Clubs and memberships have been a staple for decades, but with the advent of online sales, the question of sales tax on memberships and dues has become more complicated. This is especially true for ecommerce platforms that offer diverse memberships with exclusive benefits. In this blog, we'll explore the complexities of sales tax on two popular online membership types: health and fitness clubs and retail memberships.
Selling health and fitness club memberships online can be a labyrinth of sales tax regulations. Each state has its own nuances, adding an extra layer of complexity for businesses operating nationwide. For instance:
Texas: Memberships in health and fitness clubs are taxable as amusement services unless purchased under a written prescription for health maintenance. Each membership renewal requires a new prescription.
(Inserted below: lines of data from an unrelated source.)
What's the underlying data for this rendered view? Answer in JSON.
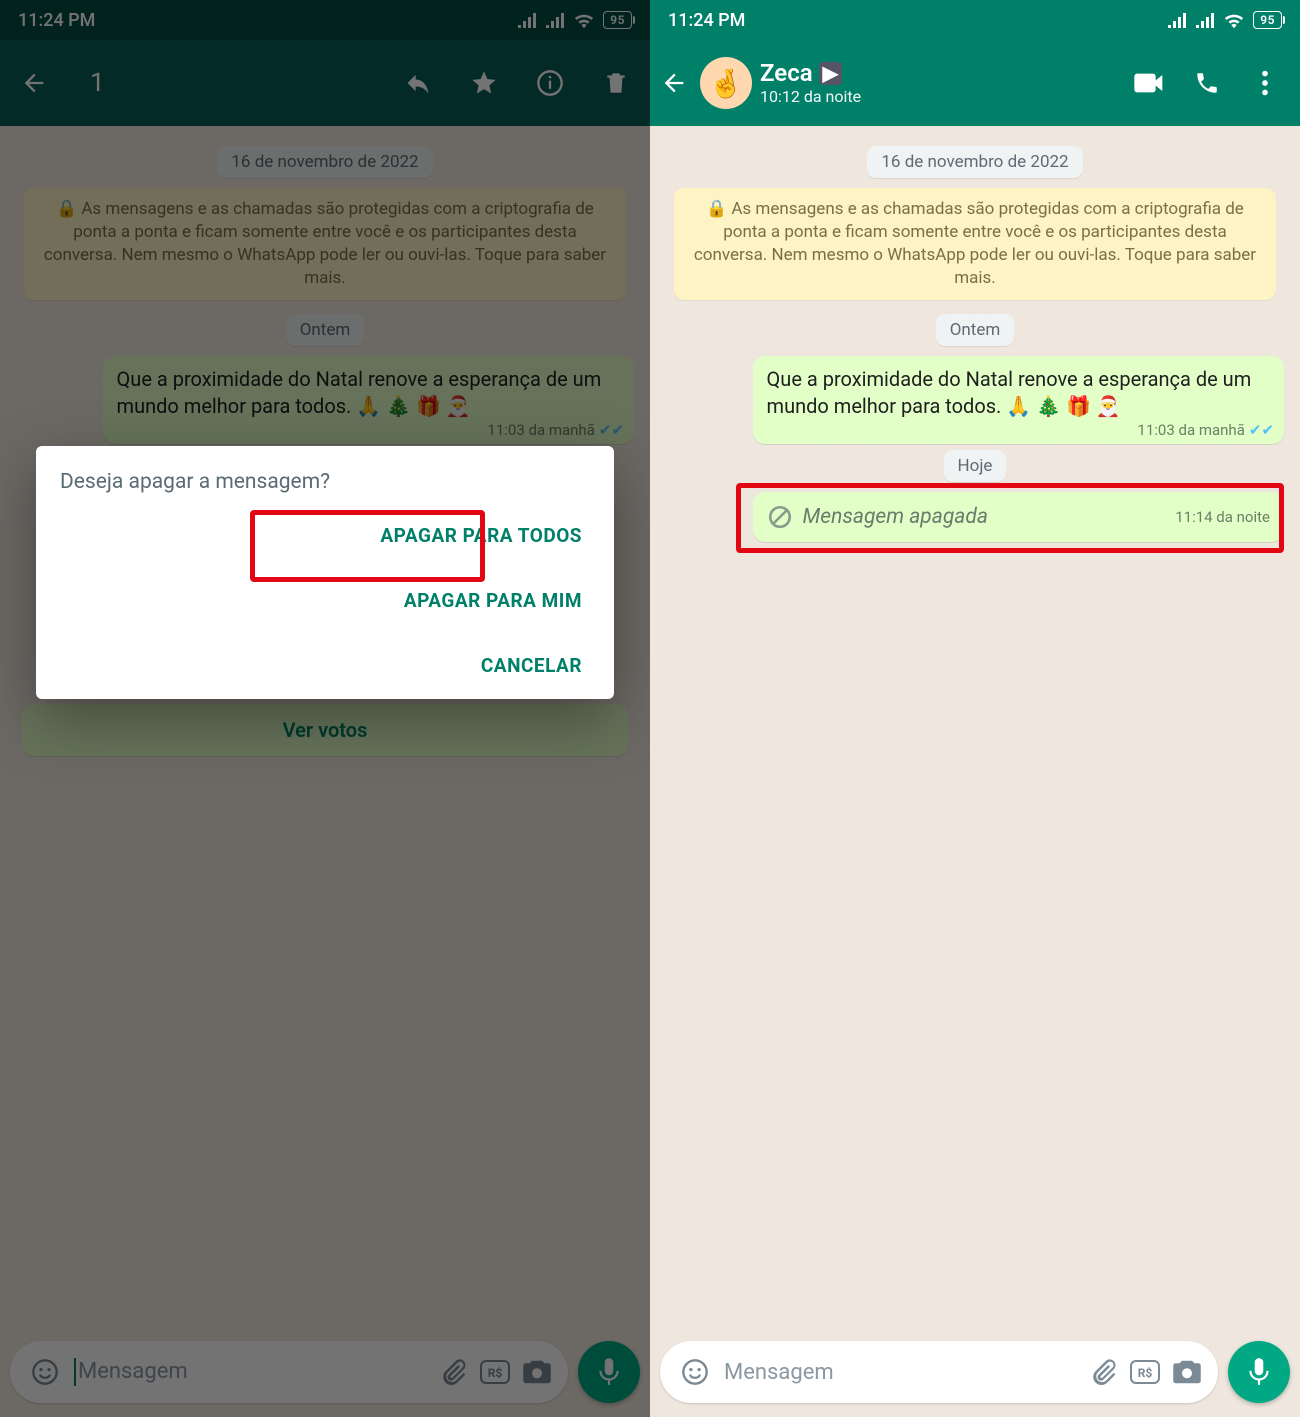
{
  "status": {
    "time": "11:24 PM",
    "battery": "95"
  },
  "left": {
    "selection_count": "1",
    "date1": "16 de novembro de 2022",
    "encryption_note": "As mensagens e as chamadas são protegidas com a criptografia de ponta a ponta e ficam somente entre você e os participantes desta conversa. Nem mesmo o WhatsApp pode ler ou ouvi-las. Toque para saber mais.",
    "date2": "Ontem",
    "msg1_text": "Que a proximidade do Natal renove a esperança de um mundo melhor para todos. 🙏 🎄 🎁 🎅",
    "msg1_time": "11:03 da manhã",
    "poll_votes_label": "Ver votos",
    "dialog": {
      "title": "Deseja apagar a mensagem?",
      "delete_all": "APAGAR PARA TODOS",
      "delete_me": "APAGAR PARA MIM",
      "cancel": "CANCELAR"
    },
    "input_placeholder": "Mensagem"
  },
  "right": {
    "contact_name": "Zeca",
    "contact_sub": "10:12 da noite",
    "date1": "16 de novembro de 2022",
    "encryption_note": "As mensagens e as chamadas são protegidas com a criptografia de ponta a ponta e ficam somente entre você e os participantes desta conversa. Nem mesmo o WhatsApp pode ler ou ouvi-las. Toque para saber mais.",
    "date2": "Ontem",
    "msg1_text": "Que a proximidade do Natal renove a esperança de um mundo melhor para todos. 🙏 🎄 🎁 🎅",
    "msg1_time": "11:03 da manhã",
    "date3": "Hoje",
    "deleted_text": "Mensagem apagada",
    "deleted_time": "11:14 da noite",
    "input_placeholder": "Mensagem"
  }
}
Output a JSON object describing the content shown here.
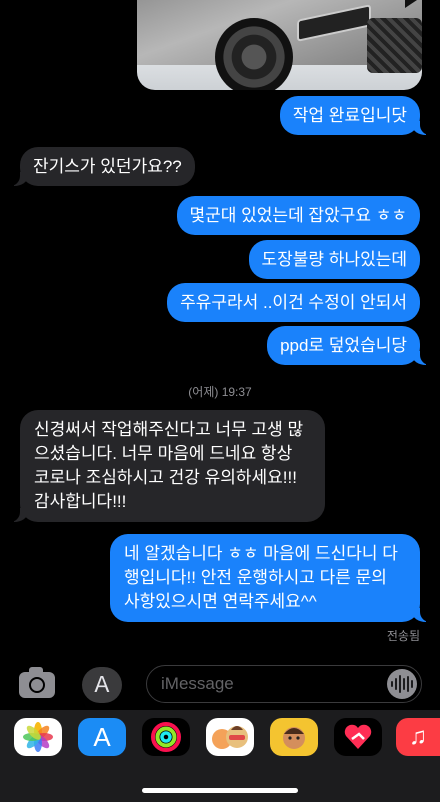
{
  "messages": [
    {
      "side": "out",
      "text": "작업 완료입니닷"
    },
    {
      "side": "in",
      "text": "잔기스가 있던가요??"
    },
    {
      "side": "out",
      "text": "몇군대 있었는데 잡았구요 ㅎㅎ"
    },
    {
      "side": "out",
      "text": "도장불량 하나있는데"
    },
    {
      "side": "out",
      "text": "주유구라서 ..이건 수정이 안되서"
    },
    {
      "side": "out",
      "text": "ppd로 덮었습니당"
    },
    {
      "side": "in",
      "text": "신경써서 작업해주신다고 너무 고생 많으셨습니다. 너무 마음에 드네요 항상 코로나 조심하시고 건강 유의하세요!!! 감사합니다!!!"
    },
    {
      "side": "out",
      "text": "네 알겠습니다 ㅎㅎ 마음에 드신다니 다행입니다!! 안전 운행하시고 다른 문의 사항있으시면 연락주세요^^"
    }
  ],
  "timestamp": "(어제) 19:37",
  "delivered": "전송됨",
  "input": {
    "placeholder": "iMessage"
  },
  "app_drawer": [
    "photos-icon",
    "appstore-icon",
    "activity-icon",
    "memoji-stickers-icon",
    "animoji-icon",
    "digital-touch-icon",
    "music-icon"
  ],
  "colors": {
    "outgoing": "#1a82fb",
    "incoming": "#262629",
    "background": "#000000"
  }
}
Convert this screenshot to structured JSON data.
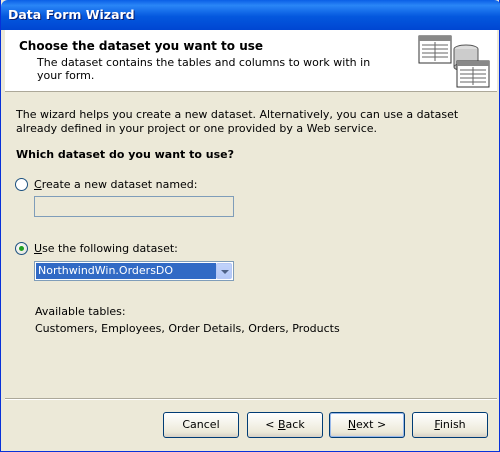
{
  "window": {
    "title": "Data Form Wizard"
  },
  "header": {
    "title": "Choose the dataset you want to use",
    "subtitle": "The dataset contains the tables and columns to work with in your form."
  },
  "intro": "The wizard helps you create a new dataset. Alternatively, you can use a dataset already defined in your project or one provided by a Web service.",
  "question": "Which dataset do you want to use?",
  "options": {
    "create_new": {
      "label_prefix": "",
      "label_mnemonic": "C",
      "label_rest": "reate a new dataset named:",
      "checked": false,
      "value": ""
    },
    "use_existing": {
      "label_prefix": "",
      "label_mnemonic": "U",
      "label_rest": "se the following dataset:",
      "checked": true,
      "selected": "NorthwindWin.OrdersDO"
    }
  },
  "available_tables": {
    "label": "Available tables:",
    "list": "Customers, Employees, Order Details, Orders, Products"
  },
  "buttons": {
    "cancel": "Cancel",
    "back_prefix": "< ",
    "back_mnemonic": "B",
    "back_rest": "ack",
    "next_mnemonic": "N",
    "next_rest": "ext >",
    "finish_mnemonic": "F",
    "finish_rest": "inish"
  },
  "colors": {
    "titlebar": "#0458de",
    "selection": "#316ac5",
    "face": "#ece9d8"
  }
}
Missouri: The taxability of club memberships depends on the benefits members receive. Voting rights, even tied to initiation fees, may not exempt the membership from sales tax.
New York: State and local sales taxes are imposed on dues and membership fees for athletic clubs, but health and fitness facilities' memberships are exempt, provided they offer access to exercise equipment.
South Carolina: Membership fees for for-profit gyms can be exempt if specific facilities like aerobics, weightlifting, and swimming pools are available. However, adding basketball courts may trigger sales tax.
Alaska: Ongoing discussions point towards taxing gym memberships as a service rather than goods.
The International Health, Racquet & Sportsclub Association (IHRSA) actively contests sales tax on fitness and health club memberships, emphasizing the importance of encouraging physical activity.
The taxability of retail memberships varies widely by state. For example:
Massachusetts: Membership fees for admission to "discount" department stores, retail outlets, and wholesale clubs are not subject to sales tax.
California: Membership fees related to the anticipated retail sale of tangible personal property may be subject to sales tax, especially if the retailer sells products exclusively to members.
South Carolina recently audited Books-A-Million, a retail bookstore, discovering no sales tax was charged on their annual membership, “The Millionaire's Club” of $25. The state imposed a hefty assessment for unpaid sales tax, emphasizing that intangible memberships can be taxable if their value originates from the sale of taxable goods.